In that moment, all her defiance was overwritten by a desperate begging need to live, and to be free from pain, and nothing else was real to her but that.
He tried to stuff something into her broken fingers, obviously not understanding why she was writhing and twisting in his grip, but at last she grabbed at it with her good hand, finding an untidy fold of papers.
‘Pass,’ he managed to explain. ‘Or you’d not get ten yards from here. But, more, you’re my messenger now. You’re going to Sarn — official Imperial courier.’
Sarn still stands? If there was ever a point in her life when she had needed the feeblest spark of hope, it was now.
‘Just go,’ Tynan gave her a shove towards the stairs. ‘Get out of my city before I change my mind.’
She went.
Jen Reader
The message had been written in haste, perhaps intended for the hand of some messenger already halfway out of the door on a greater errand.
Jen
Safe in Sarn and hoping against hope this reaches you. Sarn safe for now. Eighth Army driven off at cost. Another Wasp force somewhere out there, so no immediate chance of marching to liberate Collegium, but hold on! A lot of expatriates here, and Sarnesh must come south sooner than later, before Empire can reinforce. That’s my understanding, anyway. Meantime sorting out Ants’ air power, of course.
Any word of Stenwold Maker much appreciated. Lot of people say he is dead, like poor Jodry.
If you get this, tell little Jen I’m fine, and coming home as soon as I can.
Will send more word.
W.
The message had been slipped under the door of her store cupboard at the library, and she could only assume that a reply might be dispatched the same way. When she tried to put pen to paper, her hand shook too much. Willem was safe, and in Sarn! That was enough.

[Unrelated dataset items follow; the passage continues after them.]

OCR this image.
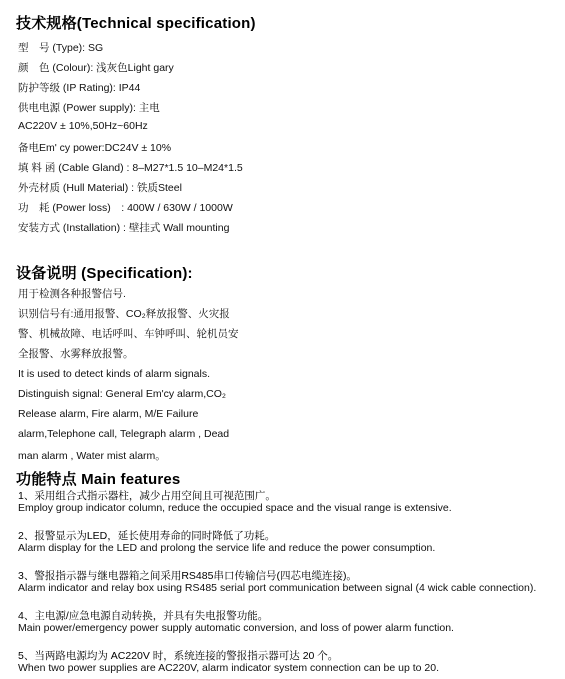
技术规格(Technical specification)
型　号 (Type): SG
颜　色 (Colour): 浅灰色Light gary
防护等级 (IP Rating): IP44
供电电源 (Power supply): 主电
AC220V ± 10%,50Hz~60Hz
备电Em' cy power:DC24V ± 10%
填 料 函 (Cable Gland) : 8–M27*1.5 10–M24*1.5
外壳材质 (Hull Material) : 铁质Steel
功　耗 (Power loss)　: 400W / 630W / 1000W
安装方式 (Installation) : 壁挂式 Wall mounting
设备说明 (Specification):
用于检测各种报警信号.
识别信号有:通用报警、CO₂释放报警、火灾报
警、机械故障、电话呼叫、车钟呼叫、轮机员安
全报警、水雾释放报警。
It is used to detect kinds of alarm signals.
Distinguish signal: General Em'cy alarm,CO₂
Release alarm, Fire alarm, M/E Failure
alarm,Telephone call, Telegraph alarm , Dead
man alarm , Water mist alarm。
功能特点 Main features
1、采用组合式指示器柱，减少占用空间且可视范围广。
Employ group indicator column, reduce the occupied space and the visual range is extensive.
2、报警显示为LED，延长使用寿命的同时降低了功耗。
Alarm display for the LED and prolong the service life and reduce the power consumption.
3、警报指示器与继电器箱之间采用RS485串口传输信号(四芯电缆连接)。
Alarm indicator and relay box using RS485 serial port communication between signal (4 wick cable connection).
4、主电源/应急电源自动转换，并具有失电报警功能。
Main power/emergency power supply automatic conversion, and loss of power alarm function.
5、当两路电源均为 AC220V 时，系统连接的警报指示器可达 20 个。
When two power supplies are AC220V, alarm indicator system connection can be up to 20.
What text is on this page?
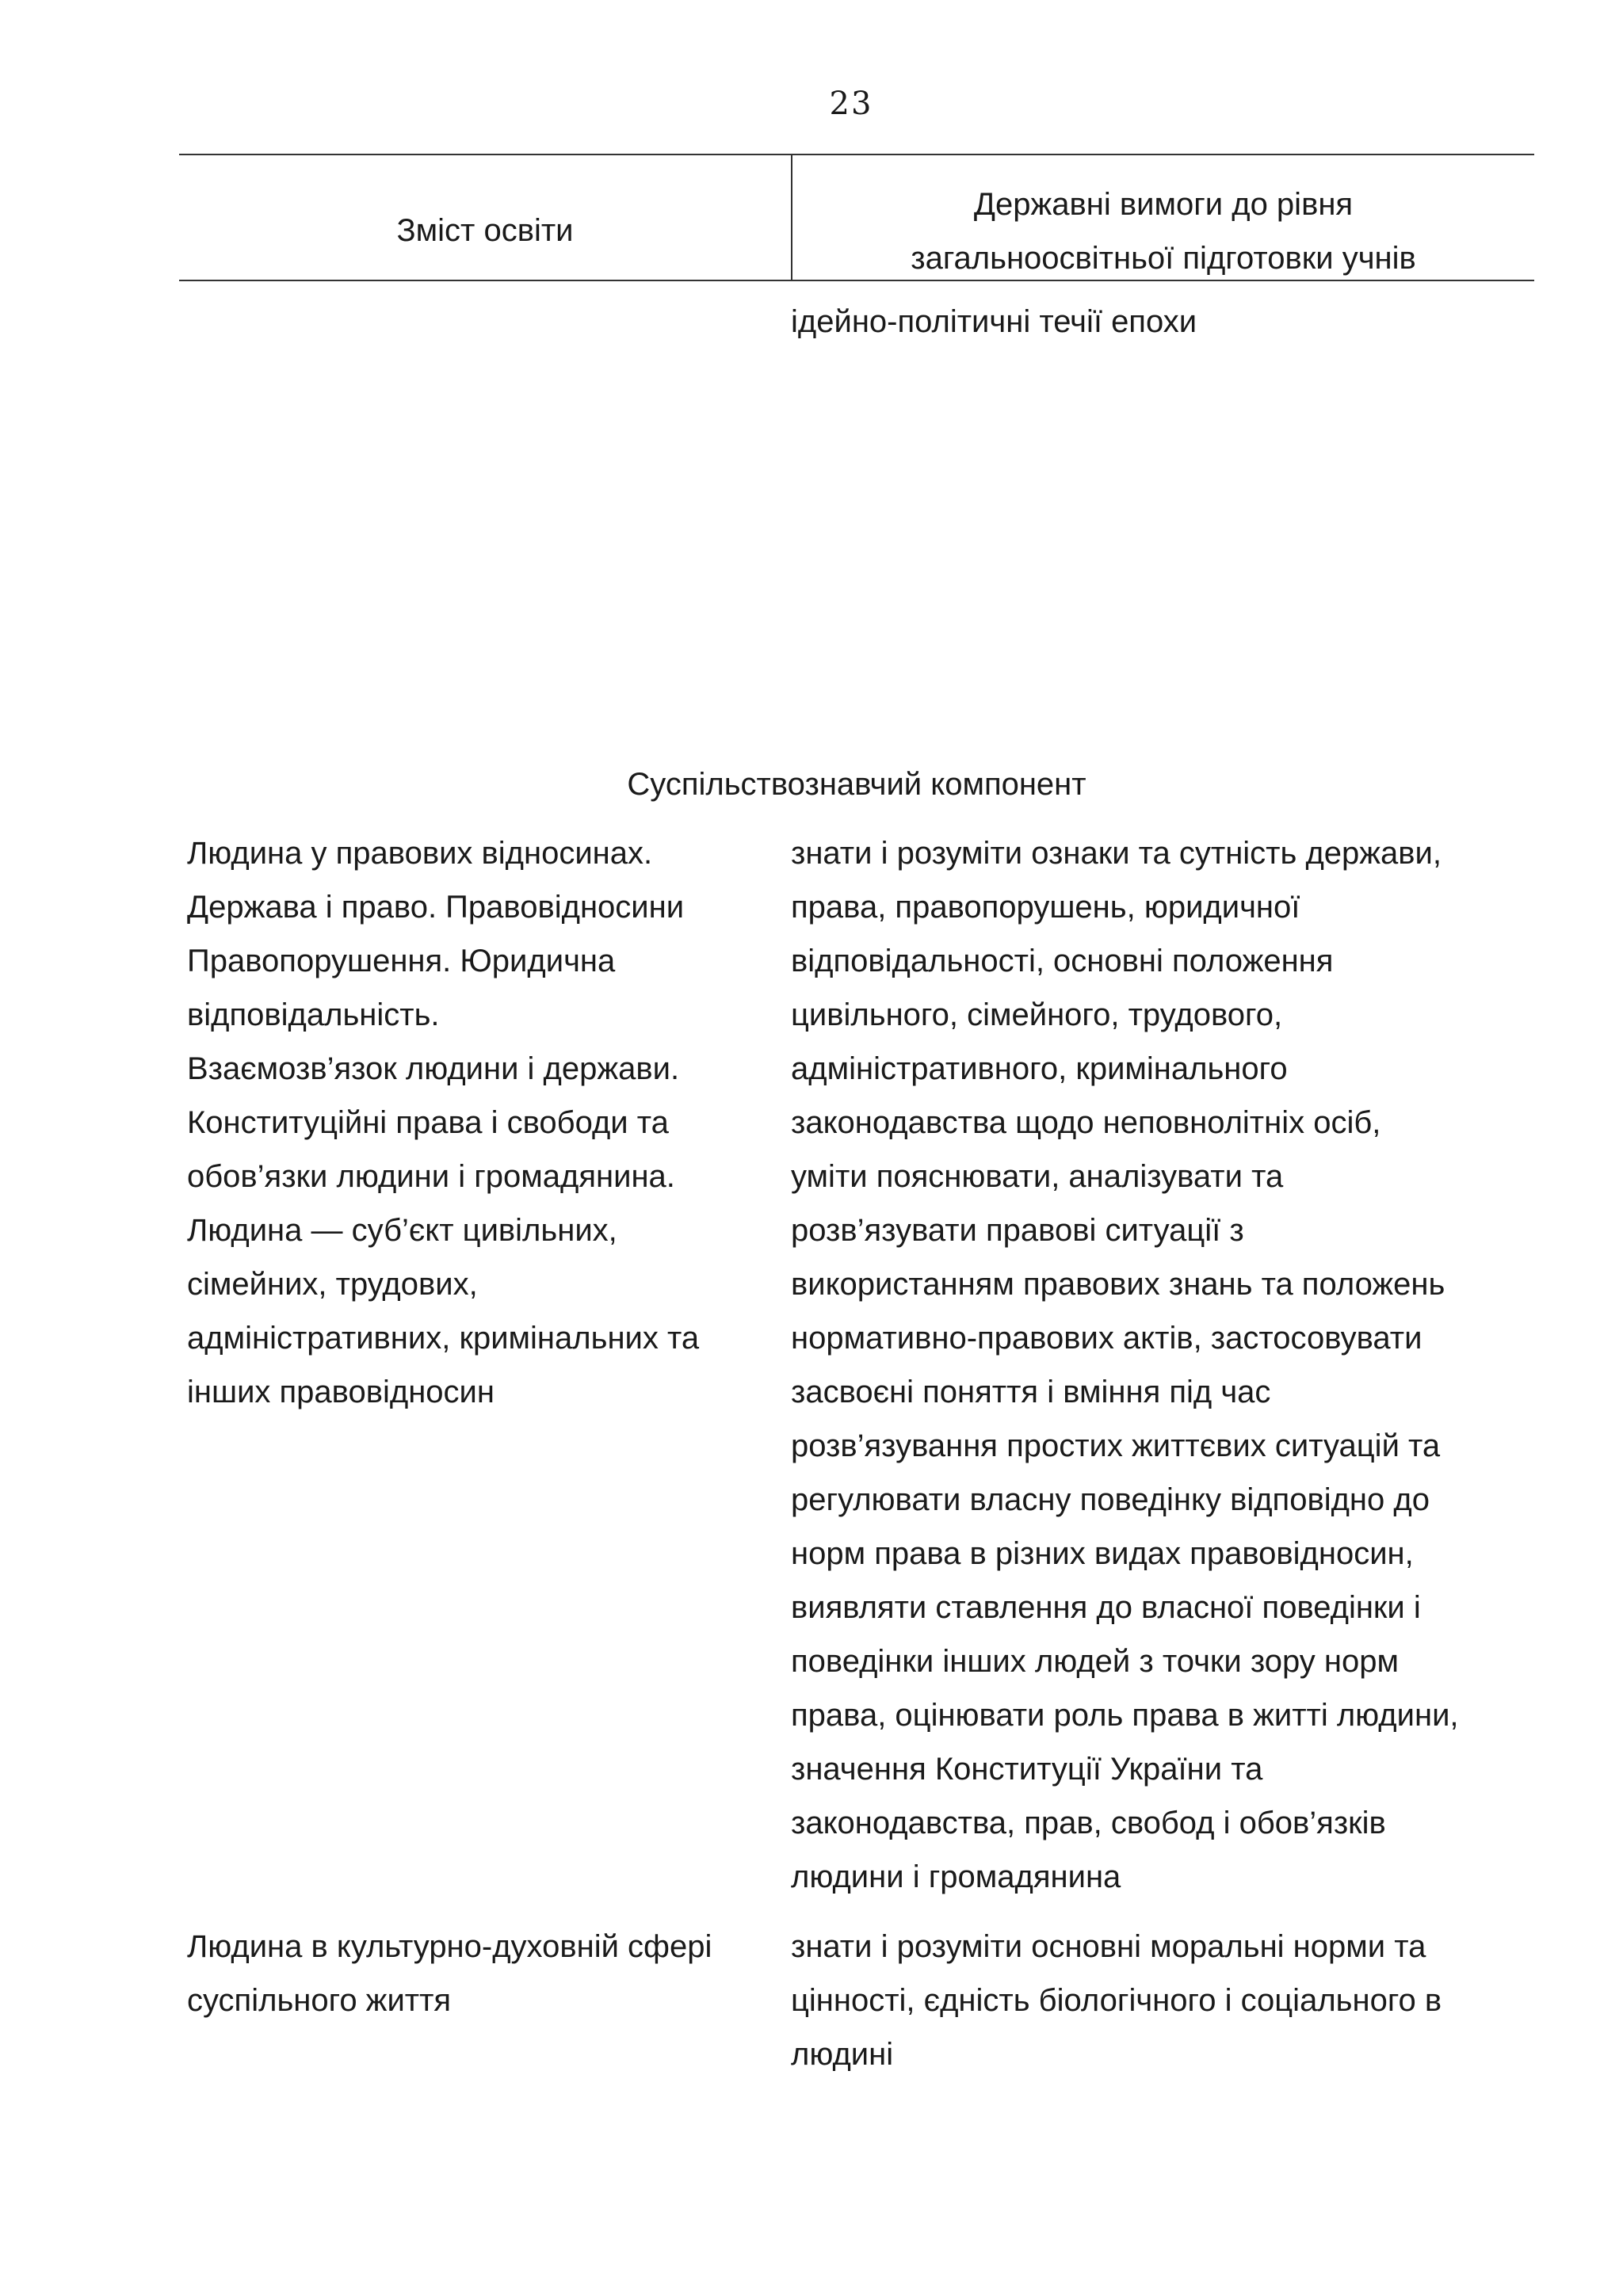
23
Зміст освіти
Державні вимоги до рівня
загальноосвітньої підготовки учнів
ідейно-політичні течії епохи
Суспільствознавчий компонент
Людина у правових відносинах.
Держава і право. Правовідносини
Правопорушення. Юридична
відповідальність.
Взаємозв’язок людини і держави.
Конституційні права і свободи та
обов’язки людини і громадянина.
Людина — суб’єкт цивільних,
сімейних, трудових,
адміністративних, кримінальних та
інших правовідносин
знати і розуміти ознаки та сутність держави,
права, правопорушень, юридичної
відповідальності, основні положення
цивільного, сімейного, трудового,
адміністративного, кримінального
законодавства щодо неповнолітніх осіб,
уміти пояснювати, аналізувати та
розв’язувати правові ситуації з
використанням правових знань та положень
нормативно-правових актів, застосовувати
засвоєні поняття і вміння під час
розв’язування простих життєвих ситуацій та
регулювати власну поведінку відповідно до
норм права в різних видах правовідносин,
виявляти ставлення до власної поведінки і
поведінки інших людей з точки зору норм
права, оцінювати роль права в житті людини,
значення Конституції України та
законодавства, прав, свобод і обов’язків
людини і громадянина
Людина в культурно-духовній сфері
суспільного життя
знати і розуміти основні моральні норми та
цінності, єдність біологічного і соціального в
людині
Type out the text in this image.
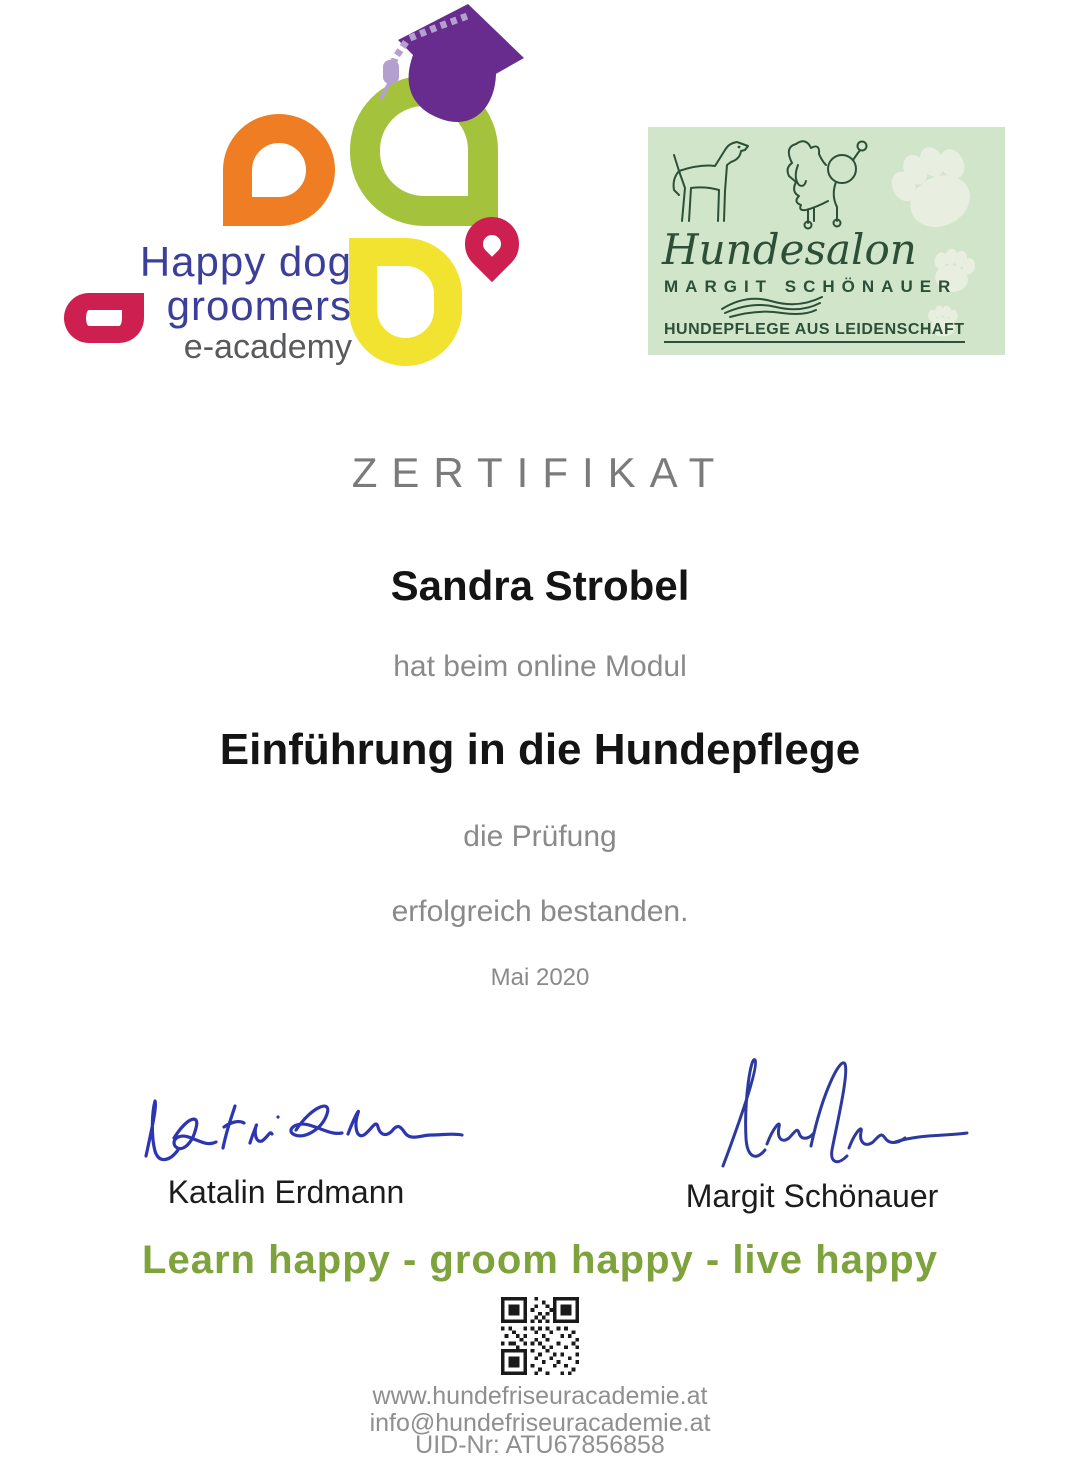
Happy dog
groomers
e-academy
Hundesalon
MARGIT SCHÖNAUER
HUNDEPFLEGE AUS LEIDENSCHAFT
ZERTIFIKAT
Sandra Strobel
hat beim online Modul
Einführung in die Hundepflege
die Prüfung
erfolgreich bestanden.
Mai 2020
Katalin Erdmann	Margit Schönauer
Learn happy - groom happy - live happy
www.hundefriseuracademie.at
info@hundefriseuracademie.at
UID-Nr: ATU67856858
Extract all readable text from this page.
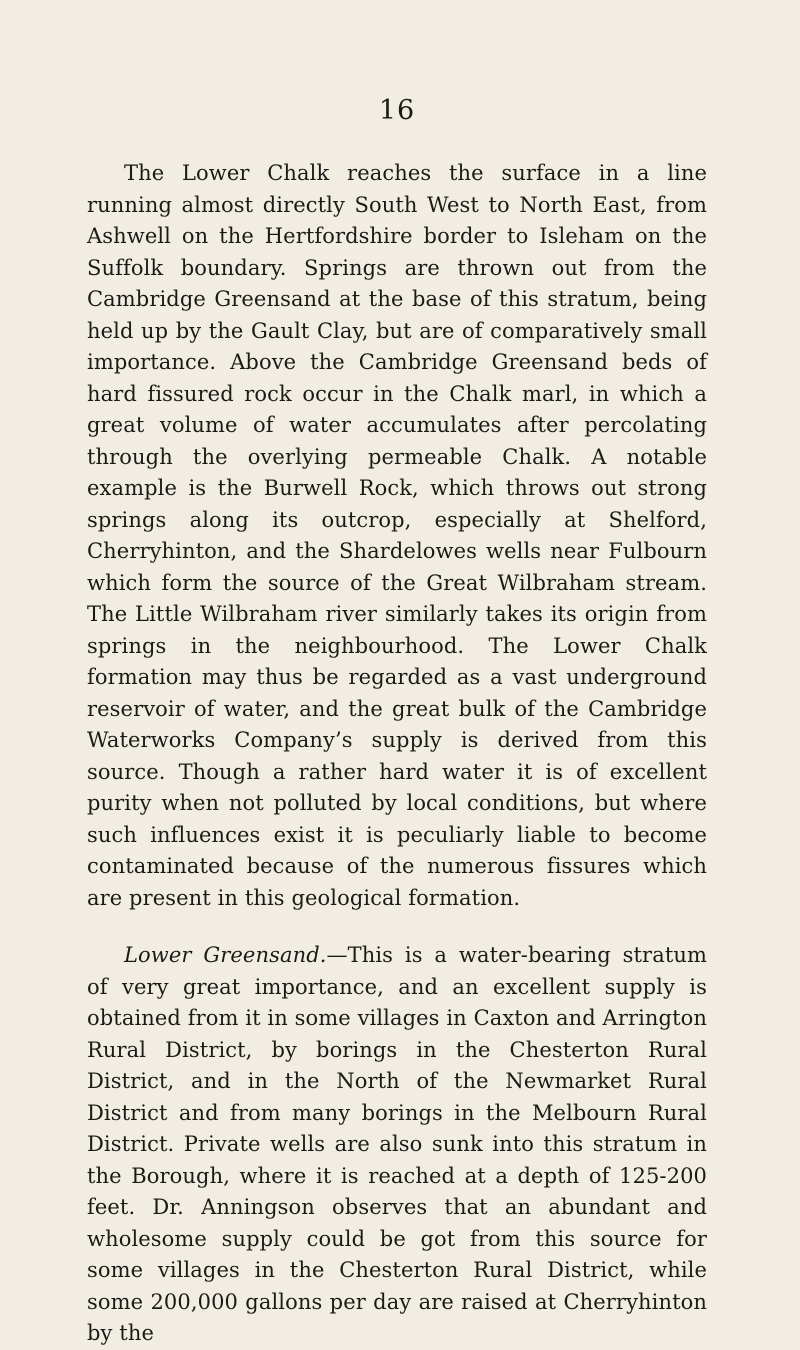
16

The Lower Chalk reaches the surface in a line running almost directly South West to North East, from Ashwell on the Hertfordshire border to Isleham on the Suffolk boundary. Springs are thrown out from the Cambridge Greensand at the base of this stratum, being held up by the Gault Clay, but are of comparatively small importance. Above the Cambridge Greensand beds of hard fissured rock occur in the Chalk marl, in which a great volume of water accumulates after percolating through the overlying permeable Chalk. A notable example is the Burwell Rock, which throws out strong springs along its outcrop, especially at Shelford, Cherryhinton, and the Shardelowes wells near Fulbourn which form the source of the Great Wilbraham stream. The Little Wilbraham river similarly takes its origin from springs in the neighbourhood. The Lower Chalk formation may thus be regarded as a vast underground reservoir of water, and the great bulk of the Cambridge Waterworks Company’s supply is derived from this source. Though a rather hard water it is of excellent purity when not polluted by local conditions, but where such influences exist it is peculiarly liable to become contaminated because of the numerous fissures which are present in this geological formation.

Lower Greensand.—This is a water-bearing stratum of very great importance, and an excellent supply is obtained from it in some villages in Caxton and Arrington Rural District, by borings in the Chesterton Rural District, and in the North of the Newmarket Rural District and from many borings in the Melbourn Rural District. Private wells are also sunk into this stratum in the Borough, where it is reached at a depth of 125-200 feet. Dr. Anningson observes that an abundant and wholesome supply could be got from this source for some villages in the Chesterton Rural District, while some 200,000 gallons per day are raised at Cherryhinton by the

She had thought life in Collegium was settling down. Having destroyed all resistance, the Wasps seemed to be lapsing to a sullen, constant oppression. Those few who were still foolish enough to aggravate them paid the price, but the business of the city was slowly resuming, each move tentative and wary of repercussions. There had been some trade with Helleron, although the prices were horrendous. In the markets, traders set out their pitiful wares and charged the earth. The Wasps, who had initially just taken what they wanted, were now supplied by airship and seemed to have actual money to spend, becoming the clientele that every Collegiate business must be ready to cater to. The boldest restaurants and tavernas and even theatres had reopened their doors, gingerly sounding out the Wasps’ tastes. The city was not thriving, but it lived.
And she had returned to the College library, dreading what she might find there after the fighting, after its occupation by the city’s valiant, doomed defenders. The shelves and their precious burdens, the stacked cellars, all of them seemed intact, and she had been able to pass through all those familiar halls and turn a blind eye to the dark stains on the stonework, or the black charring left by stingshot.
The College itself would reopen soon, someone had claimed. She was not sure about that, but the library needed her.
Then, today, she had found an intruder there.
The fright had nearly killed her. She had been walking between the shelves, pushing a trolley of books that had needed filing since before the gates fell, and there he was: a tall, arrogant-looking Wasp soldier wearing red armour at his shoulders and neck.
‘You are the librarian?’ he demanded.
She had been about to give her name, but decided against it, settling for a nod.
‘I am Captain Vrakir, and I am the voice of the Empress,’ he told her, as a statement of fact. ‘You are in a position to serve my mistress. Rejoice, therefore. Your loyalty to the Empire will be noted.’